One difference between the ell stick, maybe divided up in half, quarters etcetera and a cm- or inch-scaled tape are the starting units. With the measuring stick, you'd start with the ell as base unit, while a modern tape uses inch or cm. The small modern units are just counted up and up - 25 inch, 135 cm - while the larger ell as base unit gets divided. However, there is a limit to how much dividing is useful. Half an ell? Surely. Quarter? Yes. Eighth of an ell? Will still work. A sixteenth? Hmm... that is already getting pretty small, and quite hard to count. But with a thirtytwoth of an ell, at the latest, your stick is going to have so many markings that it will be not too easy to handle anymore. And such small unit divisions might not be necessary - after all, when you buy cloth in a modern store, you usually buy in half meter increments. If you'd need really small units, you could switch to inches (or "fingers" or whatever is in use in your region) and have a conversion into ells, like feet make a yard and inch make a foot in the British measuring system.

Today, we have a centimeter or inch scale, with the unit meaning the same everywhere - so if I tell you "24 inch", you know exactly how long my thing is. This - together with high-precision printing and plastic materials - makes it easy to produce measuring tapes suitable for everybody and withstanding lots of use.

For the middle ages, this is not the case - there is no common unit of the same length everywhere.

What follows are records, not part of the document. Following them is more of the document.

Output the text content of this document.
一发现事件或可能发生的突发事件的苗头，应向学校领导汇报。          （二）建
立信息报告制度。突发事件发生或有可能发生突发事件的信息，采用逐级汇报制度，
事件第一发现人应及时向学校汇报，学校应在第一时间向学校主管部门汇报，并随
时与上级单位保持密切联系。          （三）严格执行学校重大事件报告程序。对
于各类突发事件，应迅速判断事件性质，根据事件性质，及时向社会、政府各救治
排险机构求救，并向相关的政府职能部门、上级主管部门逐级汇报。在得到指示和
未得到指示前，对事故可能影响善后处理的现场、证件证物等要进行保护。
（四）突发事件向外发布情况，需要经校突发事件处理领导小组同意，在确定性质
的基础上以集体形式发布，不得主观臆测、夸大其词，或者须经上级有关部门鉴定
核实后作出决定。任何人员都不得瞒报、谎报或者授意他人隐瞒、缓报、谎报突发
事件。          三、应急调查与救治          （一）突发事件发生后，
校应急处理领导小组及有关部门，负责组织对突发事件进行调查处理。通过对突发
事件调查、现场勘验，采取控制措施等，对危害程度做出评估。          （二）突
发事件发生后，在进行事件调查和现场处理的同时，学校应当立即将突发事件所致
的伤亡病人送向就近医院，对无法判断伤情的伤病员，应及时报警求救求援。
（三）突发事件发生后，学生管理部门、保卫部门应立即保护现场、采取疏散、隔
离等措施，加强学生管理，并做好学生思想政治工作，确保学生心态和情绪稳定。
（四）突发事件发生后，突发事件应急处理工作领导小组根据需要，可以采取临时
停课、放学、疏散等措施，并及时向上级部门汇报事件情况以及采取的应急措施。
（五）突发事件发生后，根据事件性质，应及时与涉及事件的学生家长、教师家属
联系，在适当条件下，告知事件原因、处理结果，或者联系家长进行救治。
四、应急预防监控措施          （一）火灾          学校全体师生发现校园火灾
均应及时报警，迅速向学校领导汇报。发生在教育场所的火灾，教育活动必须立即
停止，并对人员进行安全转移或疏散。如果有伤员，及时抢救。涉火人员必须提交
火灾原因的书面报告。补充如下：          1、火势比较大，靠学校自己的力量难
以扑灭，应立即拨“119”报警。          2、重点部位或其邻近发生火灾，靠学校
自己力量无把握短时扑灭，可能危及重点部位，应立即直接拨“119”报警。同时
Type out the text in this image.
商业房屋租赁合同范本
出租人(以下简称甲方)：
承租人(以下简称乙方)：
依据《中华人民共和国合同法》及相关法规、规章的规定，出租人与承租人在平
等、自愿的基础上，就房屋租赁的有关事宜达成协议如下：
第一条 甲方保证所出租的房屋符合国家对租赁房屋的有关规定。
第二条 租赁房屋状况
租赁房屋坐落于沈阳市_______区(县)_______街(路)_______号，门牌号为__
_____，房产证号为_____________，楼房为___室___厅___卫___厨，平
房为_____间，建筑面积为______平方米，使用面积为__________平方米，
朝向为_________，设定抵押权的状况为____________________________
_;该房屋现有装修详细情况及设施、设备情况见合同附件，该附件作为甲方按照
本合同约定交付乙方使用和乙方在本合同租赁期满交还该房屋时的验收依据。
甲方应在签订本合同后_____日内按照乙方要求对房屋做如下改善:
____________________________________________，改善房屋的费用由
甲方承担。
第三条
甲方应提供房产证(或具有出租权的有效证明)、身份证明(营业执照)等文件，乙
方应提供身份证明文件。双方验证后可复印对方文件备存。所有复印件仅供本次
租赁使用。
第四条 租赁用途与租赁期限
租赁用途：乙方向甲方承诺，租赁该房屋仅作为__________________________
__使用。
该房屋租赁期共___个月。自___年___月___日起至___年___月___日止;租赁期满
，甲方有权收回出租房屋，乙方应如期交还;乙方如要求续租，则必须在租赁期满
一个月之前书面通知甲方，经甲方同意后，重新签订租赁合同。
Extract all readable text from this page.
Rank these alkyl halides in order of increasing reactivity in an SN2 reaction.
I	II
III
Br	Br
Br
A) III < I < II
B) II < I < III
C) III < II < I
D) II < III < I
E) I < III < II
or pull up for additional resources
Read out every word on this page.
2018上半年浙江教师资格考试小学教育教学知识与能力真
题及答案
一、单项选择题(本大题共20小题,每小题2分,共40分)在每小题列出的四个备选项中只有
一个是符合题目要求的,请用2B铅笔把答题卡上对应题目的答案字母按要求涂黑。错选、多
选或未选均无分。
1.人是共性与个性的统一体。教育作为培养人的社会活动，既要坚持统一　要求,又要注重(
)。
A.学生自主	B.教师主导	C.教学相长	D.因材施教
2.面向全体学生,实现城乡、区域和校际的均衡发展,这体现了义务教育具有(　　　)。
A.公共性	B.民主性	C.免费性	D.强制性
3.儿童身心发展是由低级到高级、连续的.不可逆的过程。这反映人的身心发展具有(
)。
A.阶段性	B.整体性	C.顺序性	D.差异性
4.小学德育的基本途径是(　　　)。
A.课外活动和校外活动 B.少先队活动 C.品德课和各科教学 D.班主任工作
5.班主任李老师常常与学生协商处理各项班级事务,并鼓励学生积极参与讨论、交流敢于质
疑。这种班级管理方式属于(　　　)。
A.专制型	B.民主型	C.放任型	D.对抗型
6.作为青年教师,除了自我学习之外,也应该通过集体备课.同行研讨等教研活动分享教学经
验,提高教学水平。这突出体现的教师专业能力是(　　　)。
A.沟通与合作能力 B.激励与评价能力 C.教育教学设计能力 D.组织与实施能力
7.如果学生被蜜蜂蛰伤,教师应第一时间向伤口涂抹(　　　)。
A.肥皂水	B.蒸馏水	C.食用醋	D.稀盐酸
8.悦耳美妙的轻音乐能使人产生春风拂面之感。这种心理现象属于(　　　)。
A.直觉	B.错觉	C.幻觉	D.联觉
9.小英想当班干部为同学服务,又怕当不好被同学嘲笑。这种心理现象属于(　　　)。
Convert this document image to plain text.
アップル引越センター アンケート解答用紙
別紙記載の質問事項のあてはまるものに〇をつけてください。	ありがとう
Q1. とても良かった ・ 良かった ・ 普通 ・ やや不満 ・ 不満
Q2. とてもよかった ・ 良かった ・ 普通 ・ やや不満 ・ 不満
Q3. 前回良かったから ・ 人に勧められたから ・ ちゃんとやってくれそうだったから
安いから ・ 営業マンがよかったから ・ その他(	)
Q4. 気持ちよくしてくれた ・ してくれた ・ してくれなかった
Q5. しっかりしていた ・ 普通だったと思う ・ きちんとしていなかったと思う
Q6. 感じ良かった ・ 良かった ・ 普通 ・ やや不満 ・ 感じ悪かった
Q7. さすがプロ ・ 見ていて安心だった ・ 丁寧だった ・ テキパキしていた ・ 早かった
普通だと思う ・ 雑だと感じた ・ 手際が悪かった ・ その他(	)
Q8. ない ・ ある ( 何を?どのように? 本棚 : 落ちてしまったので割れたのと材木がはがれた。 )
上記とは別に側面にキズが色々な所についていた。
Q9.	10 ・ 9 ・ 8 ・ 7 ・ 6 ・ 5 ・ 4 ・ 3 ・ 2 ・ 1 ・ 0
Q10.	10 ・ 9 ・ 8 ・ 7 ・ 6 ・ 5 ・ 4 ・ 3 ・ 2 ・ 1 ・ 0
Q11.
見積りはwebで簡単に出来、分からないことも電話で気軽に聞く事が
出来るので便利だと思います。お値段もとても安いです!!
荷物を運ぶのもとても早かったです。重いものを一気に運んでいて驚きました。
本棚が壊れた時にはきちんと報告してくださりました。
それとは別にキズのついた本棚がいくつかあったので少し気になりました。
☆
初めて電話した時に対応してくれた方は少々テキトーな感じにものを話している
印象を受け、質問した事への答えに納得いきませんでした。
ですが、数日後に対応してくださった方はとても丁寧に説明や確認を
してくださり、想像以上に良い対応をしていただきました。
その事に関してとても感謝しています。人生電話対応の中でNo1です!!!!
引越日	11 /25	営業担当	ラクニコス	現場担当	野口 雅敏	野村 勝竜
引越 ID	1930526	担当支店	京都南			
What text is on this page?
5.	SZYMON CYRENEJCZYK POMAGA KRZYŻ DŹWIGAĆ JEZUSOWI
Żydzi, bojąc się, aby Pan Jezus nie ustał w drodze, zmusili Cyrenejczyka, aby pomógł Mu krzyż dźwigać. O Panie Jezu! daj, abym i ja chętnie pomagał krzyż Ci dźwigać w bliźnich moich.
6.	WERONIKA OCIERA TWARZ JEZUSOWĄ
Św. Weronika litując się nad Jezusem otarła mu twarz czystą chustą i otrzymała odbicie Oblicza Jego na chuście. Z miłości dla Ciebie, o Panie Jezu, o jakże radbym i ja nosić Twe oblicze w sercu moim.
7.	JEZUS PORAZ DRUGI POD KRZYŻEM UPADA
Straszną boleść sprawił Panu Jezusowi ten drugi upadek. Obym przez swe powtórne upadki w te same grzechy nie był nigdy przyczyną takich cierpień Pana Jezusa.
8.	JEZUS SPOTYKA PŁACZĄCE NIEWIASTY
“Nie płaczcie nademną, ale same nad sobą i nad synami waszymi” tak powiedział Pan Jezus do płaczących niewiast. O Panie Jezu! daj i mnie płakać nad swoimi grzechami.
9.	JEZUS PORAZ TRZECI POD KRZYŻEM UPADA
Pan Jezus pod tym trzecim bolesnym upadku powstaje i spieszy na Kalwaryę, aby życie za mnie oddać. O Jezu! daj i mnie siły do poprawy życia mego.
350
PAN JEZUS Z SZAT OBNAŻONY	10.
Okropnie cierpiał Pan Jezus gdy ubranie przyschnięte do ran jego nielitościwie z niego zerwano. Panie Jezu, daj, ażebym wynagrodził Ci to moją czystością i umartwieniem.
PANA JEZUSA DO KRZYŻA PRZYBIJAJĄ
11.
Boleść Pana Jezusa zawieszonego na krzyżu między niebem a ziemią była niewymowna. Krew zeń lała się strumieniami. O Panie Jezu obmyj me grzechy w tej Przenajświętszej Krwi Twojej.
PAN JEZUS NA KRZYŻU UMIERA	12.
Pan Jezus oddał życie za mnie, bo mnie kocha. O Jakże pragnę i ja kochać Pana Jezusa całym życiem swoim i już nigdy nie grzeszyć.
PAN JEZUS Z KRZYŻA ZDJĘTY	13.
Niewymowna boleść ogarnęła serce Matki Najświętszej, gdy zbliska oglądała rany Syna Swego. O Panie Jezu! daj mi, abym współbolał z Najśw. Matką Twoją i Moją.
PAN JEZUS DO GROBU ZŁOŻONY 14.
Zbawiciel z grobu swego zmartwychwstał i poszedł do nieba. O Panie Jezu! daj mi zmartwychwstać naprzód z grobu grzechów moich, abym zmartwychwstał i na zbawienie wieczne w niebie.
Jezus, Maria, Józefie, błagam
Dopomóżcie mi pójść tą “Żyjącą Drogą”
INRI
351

So if I told you "one ell", that could mean anything between about 40 cm and more than one metre, depending on what ell I'd use (though most are somewhere between 45 and 70 cm in length). Add to that the fact that textile bands used for measuring might stretch over time, and the fact that taking a measurement and writing down the number is almost surely a very modern way of doing it: You could also mark the length measured on a string or band or strip of whatever else you are using for measuring each client, and then keep the marked-up string for using on your project and maybe for future reference. So there might not have been any need to make a measuring tape like we are relying on today.

2 comments:

Piia said...

Very interesting post, and I agree with you completely. I shouldn't have used the word measuring tape thought, but rather a scaled stick.

I pointed out the pictures because I somehow understood from the previous post, that you were saying there weren't any kind of (however vaguely) scaled measuring devices used during the Middle Ages. :D

a stitch in time said...

Piia, sorry I misunderstood your intention. There have been measuring units in use in the Middle Ages, and I'm sorry if my text suggested otherwise. But it has been different from today, where we can all rely on an inch being the same inch in Dublin and in Broadstairs, and a centimeter being the same length in Copenhagen as in Madrid. We're used to absolute measurements, while in the Middle Ages you'd need to check how much one local measurement differs from another one. So maybe I should have said there were no universally valid scaled measuring devices, but surely the division of, say, local ell measurements in halves, quarters, etcetera.
This difference was what I wanted to make clear.